4.5. Peraltro vale richiamare nello stesso senso l’orientamento di questa Corte – espresso tra le altre pronunce da Cass. 3/11/2021, n. 31353 e Cass. 3/11/2023, n. 30667 che in analoghe controversie non ha ritenuto incompatibile con la qualificazione del rapporto quale procacciamento di affari la clausola di recesso con preavviso né ha ritenuto la stessa clausola decisiva per la sussistenza di un contratto di agenzia.
Con il terzo motivo di ricorso si deduce violazione di legge e cioè degli artt. 1743 c.c. e 1748, secondo comma, c.c. in relazione all’art. 360, primo comma, n. 3 c.p.c. e si critica la sentenza perché avrebbe escluso del tutto il rapporto di agenzia per il solo fatto che i collaboratori non avrebbero operato in via di esclusiva, così violando le disposizioni codicistiche invocate che non prevedono tale clausola come indefettibile ed essenziale in un contratto di agenzia.

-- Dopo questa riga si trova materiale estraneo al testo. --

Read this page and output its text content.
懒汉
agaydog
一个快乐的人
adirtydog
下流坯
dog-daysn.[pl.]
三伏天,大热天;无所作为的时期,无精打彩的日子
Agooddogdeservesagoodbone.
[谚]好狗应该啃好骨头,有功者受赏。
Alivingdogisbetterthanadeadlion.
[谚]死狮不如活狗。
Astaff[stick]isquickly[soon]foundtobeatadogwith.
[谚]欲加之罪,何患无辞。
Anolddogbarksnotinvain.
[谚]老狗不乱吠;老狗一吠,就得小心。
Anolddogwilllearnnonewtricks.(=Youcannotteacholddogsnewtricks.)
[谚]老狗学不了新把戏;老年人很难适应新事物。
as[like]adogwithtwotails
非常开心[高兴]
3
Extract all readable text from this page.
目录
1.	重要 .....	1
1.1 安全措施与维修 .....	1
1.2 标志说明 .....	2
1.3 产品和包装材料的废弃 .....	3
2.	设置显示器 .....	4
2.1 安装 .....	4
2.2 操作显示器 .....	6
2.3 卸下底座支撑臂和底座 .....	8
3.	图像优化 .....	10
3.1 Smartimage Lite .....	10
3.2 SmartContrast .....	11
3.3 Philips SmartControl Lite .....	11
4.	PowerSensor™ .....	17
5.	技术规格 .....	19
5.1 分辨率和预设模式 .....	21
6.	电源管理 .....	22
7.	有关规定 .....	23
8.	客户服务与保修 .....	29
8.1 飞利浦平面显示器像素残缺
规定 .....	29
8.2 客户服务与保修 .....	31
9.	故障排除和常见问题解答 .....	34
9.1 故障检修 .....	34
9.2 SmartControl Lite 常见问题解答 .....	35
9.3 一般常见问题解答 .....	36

5.1. Il motivo non si confronta con la reale motivazione della sentenza impugnata, che si fonda non solo su questo elemento, ma su un esame complessivo di plurimi elementi istruttori e giunge alla qualificazione del rapporto tra le parti in ragione della mancanza di stabilità, della mancanza di direttive, del difetto di un vincolo di zona e di esclusiva, del difetto del potere delle società procacciatrici di seguire le trattative e della mancata definizione di obblighi del procacciatore circa le modalità con le quali svolgere la sua
opera). Per questa via il motivo di impugnazione è inammissibile perché non tocca la reale ratio decidendi della sentenza impugnata.
Il ricorso deve, pertanto, essere rigettato.
Alla soccombenza fa seguito la condanna della parte ricorrente al pagamento delle spese, competenze e onorari, liquidate in ragione del valore di causa, in favore della parte controricorrente.
P.Q.M.
La Corte rigetta il ricorso; condanna la parte ricorrente alla rifusione nei confronti della parte controricorrente delle spese di lite liquidate in euro 4.500,00 (quattromilacinquecento) per compensi, euro 200,00 per esborsi, oltre accessori come per legge; a i sensi dell’art. 13, comma 1 -quater , del d.P.R. n. 115/2002, dà atto della sussistenza dei presupposti processuali per il versamento, da parte del ricorrente, dell ‘ ulteriore importo a titolo di contributo unificato pari a quello previsto per il ricorso a norma del comma 1bis del citato art. 13, se dovuto.
Così deciso in Roma, nella camera di consiglio, del 24 ottobre 2025.